Sourcing Your Down Payment Funds
Lenders need to see that your down payment comes from legitimate, non-borrowed sources. Acceptable sources include:
- Personal Savings: Money you’ve saved in a Tax-Free Savings Account (TFSA), a regular savings account, or other investments.
- RRSP (Home Buyers’ Plan): First-time homebuyers in Canada can withdraw up to $60,000 from their Registered Retirement Savings Plan (RRSP) to use towards a down payment, tax-free. You have up to 15 years to repay it.
- A Gift from an Immediate Family Member: A parent or close relative can gift you money for your down payment.

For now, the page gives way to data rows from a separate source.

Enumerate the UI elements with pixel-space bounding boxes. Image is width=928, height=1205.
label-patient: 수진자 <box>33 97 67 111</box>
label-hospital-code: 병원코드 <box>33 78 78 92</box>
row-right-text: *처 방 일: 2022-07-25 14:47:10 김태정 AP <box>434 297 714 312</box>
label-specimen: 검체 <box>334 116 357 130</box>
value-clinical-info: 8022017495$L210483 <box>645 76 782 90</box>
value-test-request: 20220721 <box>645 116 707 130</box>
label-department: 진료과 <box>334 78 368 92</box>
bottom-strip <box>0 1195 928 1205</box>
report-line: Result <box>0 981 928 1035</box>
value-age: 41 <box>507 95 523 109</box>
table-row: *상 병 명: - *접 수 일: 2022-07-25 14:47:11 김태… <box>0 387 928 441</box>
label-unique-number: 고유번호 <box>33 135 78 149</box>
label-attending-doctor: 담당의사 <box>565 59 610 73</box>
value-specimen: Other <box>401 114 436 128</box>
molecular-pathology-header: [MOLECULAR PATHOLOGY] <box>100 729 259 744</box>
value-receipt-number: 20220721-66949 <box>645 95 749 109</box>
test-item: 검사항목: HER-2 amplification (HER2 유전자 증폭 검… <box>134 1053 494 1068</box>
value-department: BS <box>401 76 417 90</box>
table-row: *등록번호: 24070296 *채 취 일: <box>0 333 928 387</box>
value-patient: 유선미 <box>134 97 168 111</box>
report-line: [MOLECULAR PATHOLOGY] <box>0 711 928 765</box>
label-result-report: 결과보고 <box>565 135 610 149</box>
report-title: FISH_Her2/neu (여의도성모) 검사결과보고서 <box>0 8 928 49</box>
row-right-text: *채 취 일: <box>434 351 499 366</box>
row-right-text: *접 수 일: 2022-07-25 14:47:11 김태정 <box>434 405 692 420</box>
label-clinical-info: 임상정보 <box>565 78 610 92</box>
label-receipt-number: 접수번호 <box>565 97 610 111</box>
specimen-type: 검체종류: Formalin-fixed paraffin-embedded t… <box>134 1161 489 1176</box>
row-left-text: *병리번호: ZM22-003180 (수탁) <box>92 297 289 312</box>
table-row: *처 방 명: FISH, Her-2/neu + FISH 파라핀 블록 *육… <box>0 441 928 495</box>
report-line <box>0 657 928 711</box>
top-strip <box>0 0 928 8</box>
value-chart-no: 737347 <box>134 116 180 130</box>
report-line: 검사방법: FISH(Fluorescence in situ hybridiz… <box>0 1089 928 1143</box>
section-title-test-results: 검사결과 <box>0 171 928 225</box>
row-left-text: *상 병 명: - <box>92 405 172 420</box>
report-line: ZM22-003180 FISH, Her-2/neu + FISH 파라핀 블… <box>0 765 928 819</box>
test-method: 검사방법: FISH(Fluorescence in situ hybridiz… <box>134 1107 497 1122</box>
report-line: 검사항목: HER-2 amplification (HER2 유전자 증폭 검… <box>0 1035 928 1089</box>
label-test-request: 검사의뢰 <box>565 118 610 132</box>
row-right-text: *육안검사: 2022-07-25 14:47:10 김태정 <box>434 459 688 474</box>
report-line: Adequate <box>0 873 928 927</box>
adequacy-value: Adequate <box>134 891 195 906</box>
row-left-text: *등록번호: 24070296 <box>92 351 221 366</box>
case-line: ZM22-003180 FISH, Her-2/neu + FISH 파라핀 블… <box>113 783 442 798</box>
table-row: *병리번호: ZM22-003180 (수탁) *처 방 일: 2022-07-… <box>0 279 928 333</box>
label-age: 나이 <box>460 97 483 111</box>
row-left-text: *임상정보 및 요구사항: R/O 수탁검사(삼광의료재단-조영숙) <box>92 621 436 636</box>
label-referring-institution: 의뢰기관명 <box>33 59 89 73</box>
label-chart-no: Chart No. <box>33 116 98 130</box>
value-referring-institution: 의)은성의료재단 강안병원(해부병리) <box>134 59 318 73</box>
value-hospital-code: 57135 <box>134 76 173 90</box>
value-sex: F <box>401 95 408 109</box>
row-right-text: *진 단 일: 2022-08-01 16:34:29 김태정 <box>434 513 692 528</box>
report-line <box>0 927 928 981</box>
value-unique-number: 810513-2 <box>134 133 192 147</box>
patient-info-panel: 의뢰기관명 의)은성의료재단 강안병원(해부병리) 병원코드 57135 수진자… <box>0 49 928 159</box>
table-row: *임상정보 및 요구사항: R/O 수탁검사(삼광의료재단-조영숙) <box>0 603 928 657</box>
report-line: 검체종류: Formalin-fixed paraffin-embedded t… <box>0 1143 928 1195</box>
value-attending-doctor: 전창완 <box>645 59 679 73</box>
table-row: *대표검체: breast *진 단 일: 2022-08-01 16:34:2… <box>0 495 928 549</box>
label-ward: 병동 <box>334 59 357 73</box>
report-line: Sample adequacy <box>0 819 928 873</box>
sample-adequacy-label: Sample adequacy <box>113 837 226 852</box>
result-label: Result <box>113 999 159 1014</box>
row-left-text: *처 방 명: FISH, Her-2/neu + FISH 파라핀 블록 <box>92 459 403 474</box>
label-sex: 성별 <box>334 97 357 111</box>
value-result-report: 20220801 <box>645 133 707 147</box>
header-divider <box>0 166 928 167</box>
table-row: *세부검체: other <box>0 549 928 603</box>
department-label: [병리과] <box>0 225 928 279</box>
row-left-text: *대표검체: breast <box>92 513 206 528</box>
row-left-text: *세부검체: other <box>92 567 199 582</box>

The lender will require a signed gift letter stating that the funds are a true gift and not a loan that needs to be repaid.
- Sale of Property: The proceeds from selling a previous home can, of course, be used as a down payment on your next one.

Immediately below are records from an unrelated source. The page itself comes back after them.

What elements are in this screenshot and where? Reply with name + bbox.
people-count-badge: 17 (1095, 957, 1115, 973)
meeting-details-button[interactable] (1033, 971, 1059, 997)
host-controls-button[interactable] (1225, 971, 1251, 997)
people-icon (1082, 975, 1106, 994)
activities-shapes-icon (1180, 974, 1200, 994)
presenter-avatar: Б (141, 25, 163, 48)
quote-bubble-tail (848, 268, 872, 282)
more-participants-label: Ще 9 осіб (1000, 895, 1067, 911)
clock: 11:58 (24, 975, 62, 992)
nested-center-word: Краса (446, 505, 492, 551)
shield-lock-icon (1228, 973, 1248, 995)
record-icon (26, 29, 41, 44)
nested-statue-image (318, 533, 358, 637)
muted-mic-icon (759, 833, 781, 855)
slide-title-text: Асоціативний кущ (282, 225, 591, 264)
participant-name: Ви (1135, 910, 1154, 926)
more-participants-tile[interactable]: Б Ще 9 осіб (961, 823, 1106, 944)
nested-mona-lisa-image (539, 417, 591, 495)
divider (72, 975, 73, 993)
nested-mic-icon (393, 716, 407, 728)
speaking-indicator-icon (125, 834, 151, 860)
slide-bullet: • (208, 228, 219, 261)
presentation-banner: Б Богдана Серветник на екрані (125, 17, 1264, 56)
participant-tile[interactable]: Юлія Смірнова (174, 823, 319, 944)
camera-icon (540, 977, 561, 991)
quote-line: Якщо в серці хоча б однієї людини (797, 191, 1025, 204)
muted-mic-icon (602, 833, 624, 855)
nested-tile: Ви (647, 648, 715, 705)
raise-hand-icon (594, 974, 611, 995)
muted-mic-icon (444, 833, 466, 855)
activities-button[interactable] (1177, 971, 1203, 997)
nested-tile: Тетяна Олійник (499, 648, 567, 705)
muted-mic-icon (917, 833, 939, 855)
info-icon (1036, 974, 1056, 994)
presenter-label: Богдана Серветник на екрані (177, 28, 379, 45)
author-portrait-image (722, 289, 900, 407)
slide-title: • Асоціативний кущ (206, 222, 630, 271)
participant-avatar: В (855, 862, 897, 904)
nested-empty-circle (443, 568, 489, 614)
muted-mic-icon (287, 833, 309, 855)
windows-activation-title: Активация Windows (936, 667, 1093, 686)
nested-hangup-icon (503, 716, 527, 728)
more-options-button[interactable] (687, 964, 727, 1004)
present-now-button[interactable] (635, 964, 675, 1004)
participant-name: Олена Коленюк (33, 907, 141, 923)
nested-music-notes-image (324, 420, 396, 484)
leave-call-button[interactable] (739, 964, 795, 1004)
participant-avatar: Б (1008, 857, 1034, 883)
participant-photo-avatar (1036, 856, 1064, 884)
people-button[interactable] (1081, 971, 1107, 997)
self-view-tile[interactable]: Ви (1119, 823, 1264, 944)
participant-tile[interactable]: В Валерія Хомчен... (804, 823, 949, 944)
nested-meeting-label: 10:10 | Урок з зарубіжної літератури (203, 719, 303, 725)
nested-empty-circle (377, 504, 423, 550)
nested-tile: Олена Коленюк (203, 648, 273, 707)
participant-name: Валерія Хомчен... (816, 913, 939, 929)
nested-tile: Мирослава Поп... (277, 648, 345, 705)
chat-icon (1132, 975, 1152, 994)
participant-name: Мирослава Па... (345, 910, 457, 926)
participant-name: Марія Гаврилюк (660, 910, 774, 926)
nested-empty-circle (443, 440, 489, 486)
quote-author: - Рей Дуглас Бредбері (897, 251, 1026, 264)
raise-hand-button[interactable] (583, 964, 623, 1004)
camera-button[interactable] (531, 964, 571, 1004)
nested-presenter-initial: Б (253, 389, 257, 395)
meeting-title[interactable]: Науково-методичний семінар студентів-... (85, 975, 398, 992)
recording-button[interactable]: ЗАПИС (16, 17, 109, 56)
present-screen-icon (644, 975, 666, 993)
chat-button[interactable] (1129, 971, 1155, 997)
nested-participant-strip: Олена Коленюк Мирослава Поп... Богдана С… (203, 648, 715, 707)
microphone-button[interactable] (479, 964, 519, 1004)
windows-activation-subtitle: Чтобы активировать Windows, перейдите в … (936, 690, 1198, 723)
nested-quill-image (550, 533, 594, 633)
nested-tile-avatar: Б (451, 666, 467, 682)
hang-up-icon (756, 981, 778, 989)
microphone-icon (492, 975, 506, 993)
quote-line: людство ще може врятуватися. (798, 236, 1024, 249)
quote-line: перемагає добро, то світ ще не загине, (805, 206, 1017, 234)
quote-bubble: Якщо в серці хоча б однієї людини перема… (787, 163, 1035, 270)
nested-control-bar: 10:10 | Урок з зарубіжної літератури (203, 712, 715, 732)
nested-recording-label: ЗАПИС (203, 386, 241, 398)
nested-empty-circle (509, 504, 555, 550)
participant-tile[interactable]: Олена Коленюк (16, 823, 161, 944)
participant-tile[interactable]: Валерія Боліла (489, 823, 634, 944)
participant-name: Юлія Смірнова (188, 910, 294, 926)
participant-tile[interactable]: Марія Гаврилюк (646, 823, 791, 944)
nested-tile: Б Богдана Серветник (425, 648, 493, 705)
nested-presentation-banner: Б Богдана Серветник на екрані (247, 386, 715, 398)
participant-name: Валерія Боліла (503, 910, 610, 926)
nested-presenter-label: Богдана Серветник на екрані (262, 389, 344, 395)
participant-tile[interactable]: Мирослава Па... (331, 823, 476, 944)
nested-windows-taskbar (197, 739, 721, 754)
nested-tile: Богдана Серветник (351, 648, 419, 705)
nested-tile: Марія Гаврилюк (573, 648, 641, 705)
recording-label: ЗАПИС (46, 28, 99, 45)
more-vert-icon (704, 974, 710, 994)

It’s crucial to have a clear paper trail for your down payment funds, as lenders will want to see proof of the money in your account for at least 90 days. This can sometimes be a more detailed process for those who need to get a mortgage if they’re self-employed, as their income and savings documentation can be more complex.
The Powerful Benefits of a Larger Down Payment
Saving more than the minimum isn’t just about avoiding insurance costs; it has several powerful benefits that will improve your financial situation for years to come.
- Lower Monthly Payments: A larger down payment reduces the total amount you need to borrow. A smaller mortgage principal means lower monthly payments, freeing up cash flow for other expenses, investments, or savings, whether you have a fixed-rate mortgage or a variable-rate mortgage.
- Improved Borrowing Terms: Presenting a larger down payment makes you a more attractive, lower-risk borrower. This can lead to a better interest rate from lenders. Your overall financial picture matters, and just as a good credit score can positively affect your mortgage, a substantial down payment signals financial discipline. This also strengthens your ability to pass the mandatory mortgage stress test.
- Instant Home Equity: Your down payment is your starting equity in a home—the portion of the property you truly own. A larger down payment means you own more from day one. This equity is a valuable asset that grows as you pay down your mortgage and as the property value appreciates. Building equity faster can open up future possibilities, like a home equity line of credit (HELOC), should you need it.
Your down payment is the foundation of your future in your new home. By understanding the requirements, the benefits of saving more, and the resources available to you, you can approach this critical step with confidence. It takes discipline and planning, but every dollar you save is a direct investment in your future, paving the way for a successful and sustainable homeownership journey in Ontario.